Потом он молчит - думает, и я молчу - жду, и молчание наше длится долго.
- Не способен вообще? - наконец спрашивает ксендз. - В любых обстоятельствах? Если так, то только пани Ивашкевич и дочь органиста. Белов, органист, Буйницкий воевали. У Белова и Буйницкого даже ордена есть. Хотя там другое дело... А в такой, мирной, жизни - не думаю, мне кажется, они не могут. Хотя... Художник? Его я не знаю. Жолтак? Было за ним дело, человека порезал ножом, мать избивал. Бог его поймет. Я? О присутствующих, есть правило, не говорят, но, наверное, тоже способен. Да все, буквально, все! - восклицает ксендз отчаянно и удивленно. - А еще экскурсанты приходили.
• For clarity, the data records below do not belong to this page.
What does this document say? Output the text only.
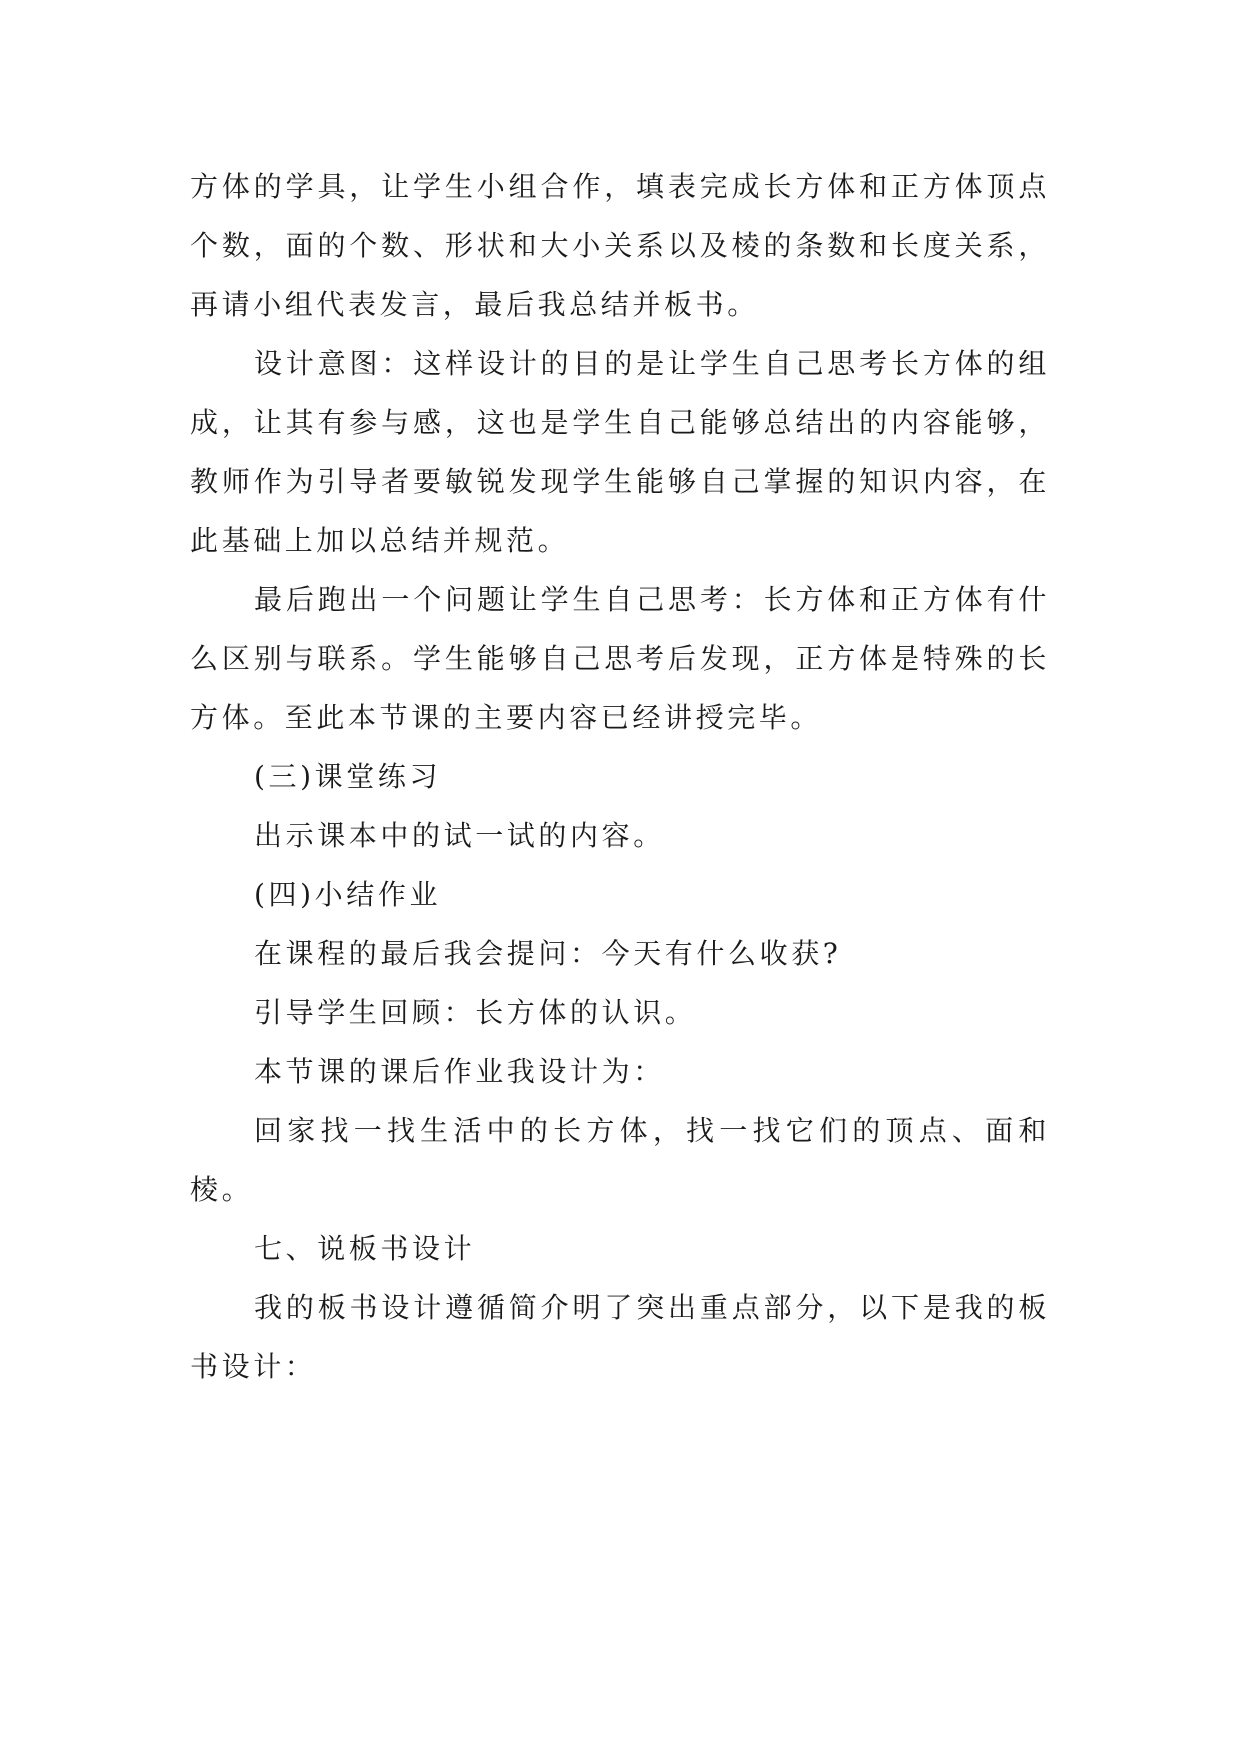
方体的学具，让学生小组合作，填表完成长方体和正方体顶点个数，面的个数、形状和大小关系以及棱的条数和长度关系，再请小组代表发言，最后我总结并板书。

设计意图：这样设计的目的是让学生自己思考长方体的组成，让其有参与感，这也是学生自己能够总结出的内容能够，教师作为引导者要敏锐发现学生能够自己掌握的知识内容，在此基础上加以总结并规范。

最后跑出一个问题让学生自己思考：长方体和正方体有什么区别与联系。学生能够自己思考后发现，正方体是特殊的长方体。至此本节课的主要内容已经讲授完毕。

(三)课堂练习

出示课本中的试一试的内容。

(四)小结作业

在课程的最后我会提问：今天有什么收获?

引导学生回顾：长方体的认识。

本节课的课后作业我设计为：

回家找一找生活中的长方体，找一找它们的顶点、面和棱。

七、说板书设计

我的板书设计遵循简介明了突出重点部分，以下是我的板书设计：
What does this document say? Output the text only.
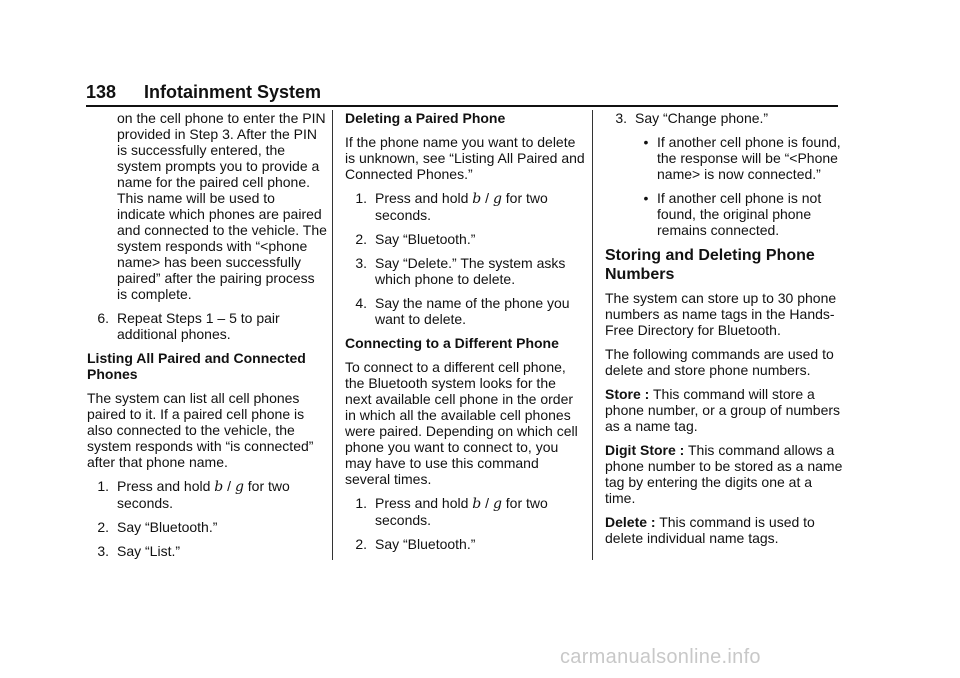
138 Infotainment System

on the cell phone to enter the PIN provided in Step 3. After the PIN is successfully entered, the system prompts you to provide a name for the paired cell phone. This name will be used to indicate which phones are paired and connected to the vehicle. The system responds with “<phone name> has been successfully paired” after the pairing process is complete.

6. Repeat Steps 1 – 5 to pair additional phones.

Listing All Paired and Connected Phones

The system can list all cell phones paired to it. If a paired cell phone is also connected to the vehicle, the system responds with “is connected” after that phone name.

1. Press and hold b / g for two seconds.
2. Say “Bluetooth.”
3. Say “List.”

Deleting a Paired Phone

If the phone name you want to delete is unknown, see “Listing All Paired and Connected Phones.”

1. Press and hold b / g for two seconds.
2. Say “Bluetooth.”
3. Say “Delete.” The system asks which phone to delete.
4. Say the name of the phone you want to delete.

Connecting to a Different Phone

To connect to a different cell phone, the Bluetooth system looks for the next available cell phone in the order in which all the available cell phones were paired. Depending on which cell phone you want to connect to, you may have to use this command several times.

1. Press and hold b / g for two seconds.
2. Say “Bluetooth.”
3. Say “Change phone.”
• If another cell phone is found, the response will be “<Phone name> is now connected.”
• If another cell phone is not found, the original phone remains connected.

Storing and Deleting Phone Numbers

The system can store up to 30 phone numbers as name tags in the Hands-Free Directory for Bluetooth.

The following commands are used to delete and store phone numbers.

Store : This command will store a phone number, or a group of numbers as a name tag.

Digit Store : This command allows a phone number to be stored as a name tag by entering the digits one at a time.

Delete : This command is used to delete individual name tags.

carmanualsonline.info
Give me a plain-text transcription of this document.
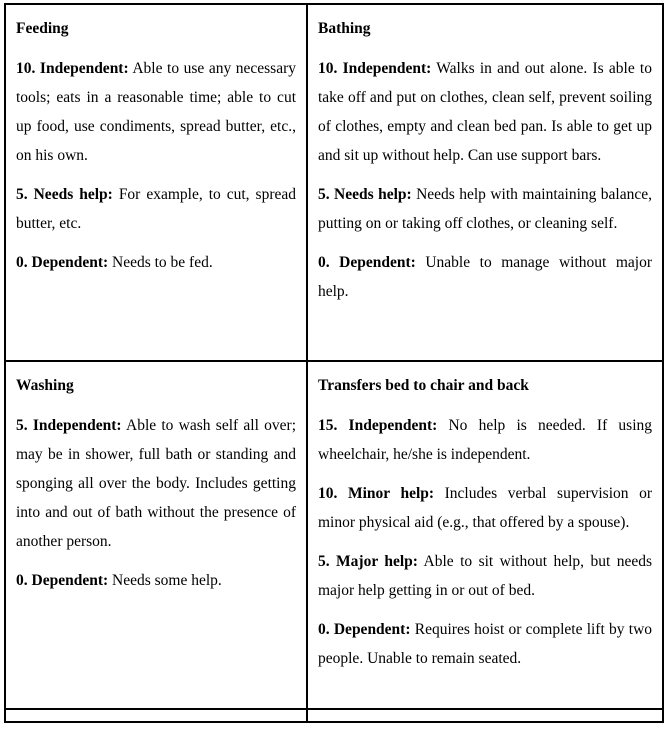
Feeding

10. Independent: Able to use any necessary tools; eats in a reasonable time; able to cut up food, use condiments, spread butter, etc., on his own.

5. Needs help: For example, to cut, spread butter, etc.

0. Dependent: Needs to be fed.

Bathing

10. Independent: Walks in and out alone. Is able to take off and put on clothes, clean self, prevent soiling of clothes, empty and clean bed pan. Is able to get up and sit up without help. Can use support bars.

5. Needs help: Needs help with maintaining balance, putting on or taking off clothes, or cleaning self.

0. Dependent: Unable to manage without major help.

Washing

5. Independent: Able to wash self all over; may be in shower, full bath or standing and sponging all over the body. Includes getting into and out of bath without the presence of another person.

0. Dependent: Needs some help.

Transfers bed to chair and back

15. Independent: No help is needed. If using wheelchair, he/she is independent.

10. Minor help: Includes verbal supervision or minor physical aid (e.g., that offered by a spouse).

5. Major help: Able to sit without help, but needs major help getting in or out of bed.

0. Dependent: Requires hoist or complete lift by two people. Unable to remain seated.
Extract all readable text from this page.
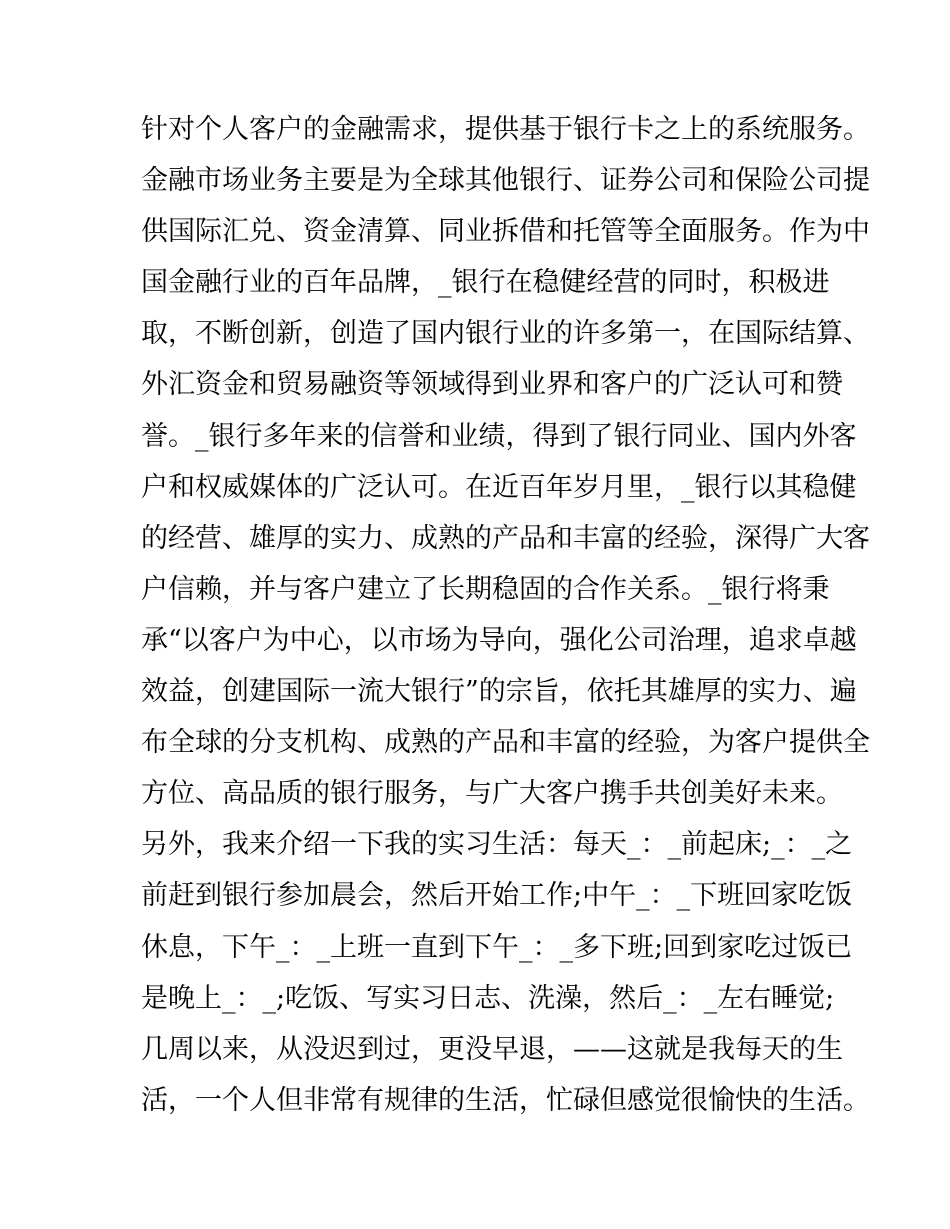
针对个人客户的金融需求，提供基于银行卡之上的系统服务。
金融市场业务主要是为全球其他银行、证券公司和保险公司提
供国际汇兑、资金清算、同业拆借和托管等全面服务。作为中
国金融行业的百年品牌，_银行在稳健经营的同时，积极进
取，不断创新，创造了国内银行业的许多第一，在国际结算、
外汇资金和贸易融资等领域得到业界和客户的广泛认可和赞
誉。_银行多年来的信誉和业绩，得到了银行同业、国内外客
户和权威媒体的广泛认可。在近百年岁月里，_银行以其稳健
的经营、雄厚的实力、成熟的产品和丰富的经验，深得广大客
户信赖，并与客户建立了长期稳固的合作关系。_银行将秉
承“以客户为中心，以市场为导向，强化公司治理，追求卓越
效益，创建国际一流大银行”的宗旨，依托其雄厚的实力、遍
布全球的分支机构、成熟的产品和丰富的经验，为客户提供全
方位、高品质的银行服务，与广大客户携手共创美好未来。
另外，我来介绍一下我的实习生活：每天_：_前起床;_：_之
前赶到银行参加晨会，然后开始工作;中午_：_下班回家吃饭
休息，下午_：_上班一直到下午_：_多下班;回到家吃过饭已
是晚上_：_;吃饭、写实习日志、洗澡，然后_：_左右睡觉;
几周以来，从没迟到过，更没早退，——这就是我每天的生
活，一个人但非常有规律的生活，忙碌但感觉很愉快的生活。
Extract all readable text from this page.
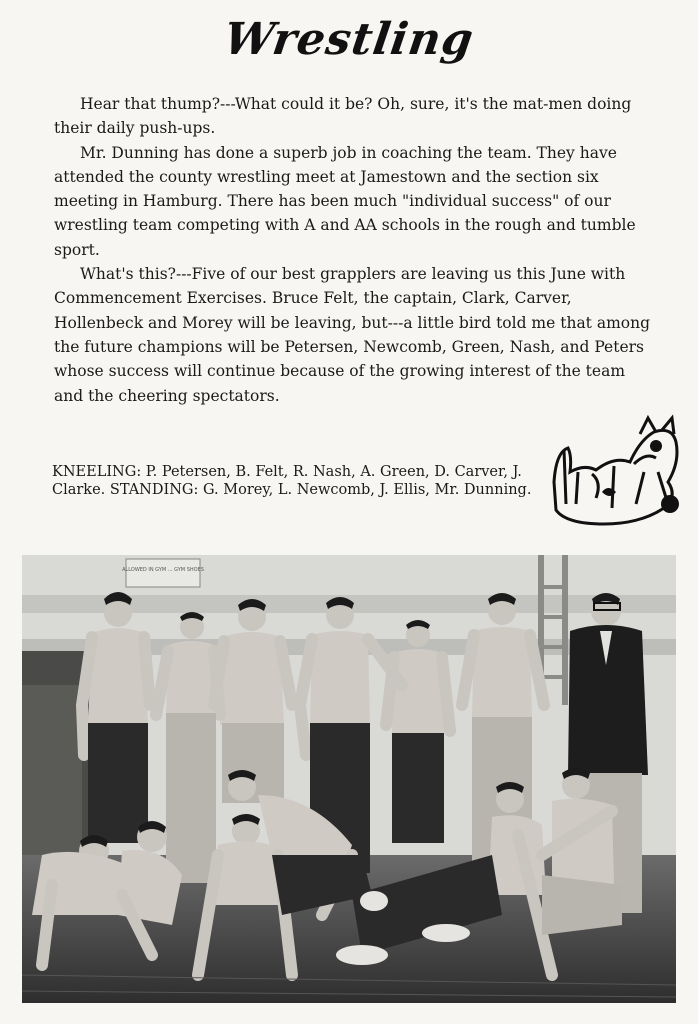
Wrestling

Hear that thump?---What could it be? Oh, sure, it's the mat-men doing their daily push-ups.

Mr. Dunning has done a superb job in coaching the team. They have attended the county wrestling meet at Jamestown and the section six meeting in Hamburg. There has been much "individual success" of our wrestling team competing with A and AA schools in the rough and tumble sport.

What's this?---Five of our best grapplers are leaving us this June with Commencement Exercises. Bruce Felt, the captain, Clark, Carver, Hollenbeck and Morey will be leaving, but---a little bird told me that among the future champions will be Petersen, Newcomb, Green, Nash, and Peters whose success will continue because of the growing interest of the team and the cheering spectators.

KNEELING: P. Petersen, B. Felt, R. Nash, A. Green, D. Carver, J. Clarke. STANDING: G. Morey, L. Newcomb, J. Ellis, Mr. Dunning.
ALLOWED IN GYM ... GYM SHOES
Предводитель у них такой, знаете, человек - врет и не краснеет.
Этический поворот темы мне в данную минуту неинтересен.
- Вот вы назвали фамилию Белов, - говорю я. - Это кто?
Директор краеведческого музея, - кратко отвечает ксендз; по его мнению, он дал мне исчерпывающую характеристику.
- Он что - воинствующий атеист? - спрашиваю я.
Ксендз неопределенно качает головой.
- Он пришел в костел поспорить с вами?
- Белов не для этого приходит, - говорит ксендз. - У него иные цели. Жаль, что уже темно, но вы, верно, заметили, что в костеле много ценных предметов - старая фисгармония, серебряный алтарный крест - это не отливка, ювелирная работа, полотенца, шитый бархат...
Я согласно поддакиваю и не лгу - действительно, есть интересные вещицы, вот подсвечник в частности.
- Все это, - ксендз переходит на таинственный шепот, - он хочет сделать филиалом своего музея. Ну, как в Ленинграде Казанский собор или в Вильнюсе костел святого Станислава. Такой у него вкус. Более всего на свете он жаждет заполучить сам костел, да, да, здание...
- Понятно, - говорю я. - Чтобы развесить картины о происхождении человека, опорочить непорочное зачатие. Он часто здесь появляется?
- Как когда. Последнее время - часто. Я хочу, чтобы вы правильно меня поняли. Он, наверное, прав со своей точки зрения. По правде говоря, мне бы очень не хотелось, чтобы после моей смерти костел попал под его опеку.
- У меня такое чувство, Адам Михайлович, - говорю я, - что Белов весьма не скоро вступит в права наследования.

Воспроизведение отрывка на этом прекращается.